Andy Nisbet - on 09 Mar 2018
In reply to lansa:

It's your decision in the end. If you feel you want to climb and are willing to take the risk, whatever it is, it's your choice. But I don't have any relevant experience. My dad had prostrate cancer for many years and continued walking and playing golf. I'm sure if he'd been a climber, he would have carried on with it.

Eric9Points - on 09 Mar 2018
In reply to lansa:

I've never heard of anyone being injured by their harness while top roping. I suspect the doctors may be under the impression that the shock loading from a top rope fall is a lot greater than it really is.

Best wishes and good on you for still doing it at 81!

Deadeye - on 09 Mar 2018
In reply to lansa:

Hi Ian

Sorry to hear this - join the club.

Unfortunately it's a double whammy: the cancer cells substitute for healthy bone and weaken it, and the hormones also demineralise the bones and weaken them.  At end stage, we will be breaking ribs turning over in bed - the bones will become very, very fragile indeed.  Furthermore, healing is very much impared - it breaks; it stays broken.
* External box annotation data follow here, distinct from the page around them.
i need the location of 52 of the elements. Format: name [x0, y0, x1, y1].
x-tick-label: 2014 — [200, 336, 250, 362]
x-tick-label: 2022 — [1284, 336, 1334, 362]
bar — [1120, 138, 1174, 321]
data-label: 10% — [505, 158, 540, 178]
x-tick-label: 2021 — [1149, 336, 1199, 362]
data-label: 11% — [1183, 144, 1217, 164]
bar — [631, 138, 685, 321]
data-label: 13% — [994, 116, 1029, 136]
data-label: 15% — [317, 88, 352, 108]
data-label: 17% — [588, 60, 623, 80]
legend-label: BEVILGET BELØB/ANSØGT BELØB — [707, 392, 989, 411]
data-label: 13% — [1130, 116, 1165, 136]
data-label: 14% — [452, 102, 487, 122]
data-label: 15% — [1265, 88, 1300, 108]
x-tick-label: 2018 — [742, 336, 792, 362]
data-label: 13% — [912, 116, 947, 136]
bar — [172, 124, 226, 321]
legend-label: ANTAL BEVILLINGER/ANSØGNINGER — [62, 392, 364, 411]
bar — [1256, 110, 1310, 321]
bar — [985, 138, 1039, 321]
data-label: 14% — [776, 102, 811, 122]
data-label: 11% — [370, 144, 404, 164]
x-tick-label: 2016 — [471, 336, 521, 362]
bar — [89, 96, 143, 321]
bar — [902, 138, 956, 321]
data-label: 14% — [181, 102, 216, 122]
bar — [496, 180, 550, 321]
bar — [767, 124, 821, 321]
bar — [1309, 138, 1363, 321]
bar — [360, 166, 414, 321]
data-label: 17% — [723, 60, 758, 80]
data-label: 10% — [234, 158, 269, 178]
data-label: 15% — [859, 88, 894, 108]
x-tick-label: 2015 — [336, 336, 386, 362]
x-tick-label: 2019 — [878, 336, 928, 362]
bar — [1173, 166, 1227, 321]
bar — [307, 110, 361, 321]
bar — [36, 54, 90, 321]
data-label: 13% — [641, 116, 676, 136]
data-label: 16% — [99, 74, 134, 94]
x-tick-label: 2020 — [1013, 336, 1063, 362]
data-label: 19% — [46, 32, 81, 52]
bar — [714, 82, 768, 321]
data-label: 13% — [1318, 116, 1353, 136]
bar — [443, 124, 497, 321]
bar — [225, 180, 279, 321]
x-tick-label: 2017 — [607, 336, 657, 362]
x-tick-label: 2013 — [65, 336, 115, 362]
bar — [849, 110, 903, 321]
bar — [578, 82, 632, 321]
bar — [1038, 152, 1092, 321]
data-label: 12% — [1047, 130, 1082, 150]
In healthy people, operating bones under load is generally a good thing and helps keep the bones strong - for example, it's a core part of most rehab for broken legs.  So a sliding scale from where you are now.

The other issue is what bone you might break.  A wrist can be splinted, but pelvis or neck of femur would be a sentinel event.

Unfortunately prostate cancer has an exquisite affinity for bone, and the most common are pelvis and spine.  Fractures in these can be very very serious - hence your consultant's caution.

So where does that leave you?  You are 81 - and might hope to get a couple of years out of the hormone treatment, or even more, before the cancer becomes castration resistant.  After that chemo will make you sick and give a few months here and there.

You might decide that pottering gently doing something you love at that age is worth it...

I'm staying off treatment for as long as possible (even though it may shorten overall life) precisely because of these side effects.  I'm 54.

lansa - on 09 Mar 2018
In reply to Deadeye:

Thanks for that very full detail of the problem. It is not what I want to hear, but what I probably do need to hear. I hear it. Perhaps one final day before the rot sets in - it will be 65 years this month since I started climbing and I can honestly say that I have never found a day on the crags to have been wasted time. Wonderful memories. Thanks.

martynlj - on 09 Mar 2018
In reply to lansa:

Sorry to hear your news. May I suggest trying to find out from your doctor the extent and location of the bony spread. The decreased bone strength caused by treatment will of course occur over time. So unless there are bony metastases in critical areas (lumbar spine, "weaker" parts of pelvis) I would imagine continuing to climb as you describe would be fine. Staying fit and happy matters loads. Doctors are always going to give very conservative advice (I am one) so their advice needs to be understood with this in mind. Ultimately how you choose to live your life is your decision and your doctors will/should respect that. Best wishes.

lansa - on 10 Mar 2018
In reply to martynlj:

Thanks for that. Very positive. I'll discuss it further with my GP, who I have great respect for -I've known him for 30+ yrs and we're on first name terms.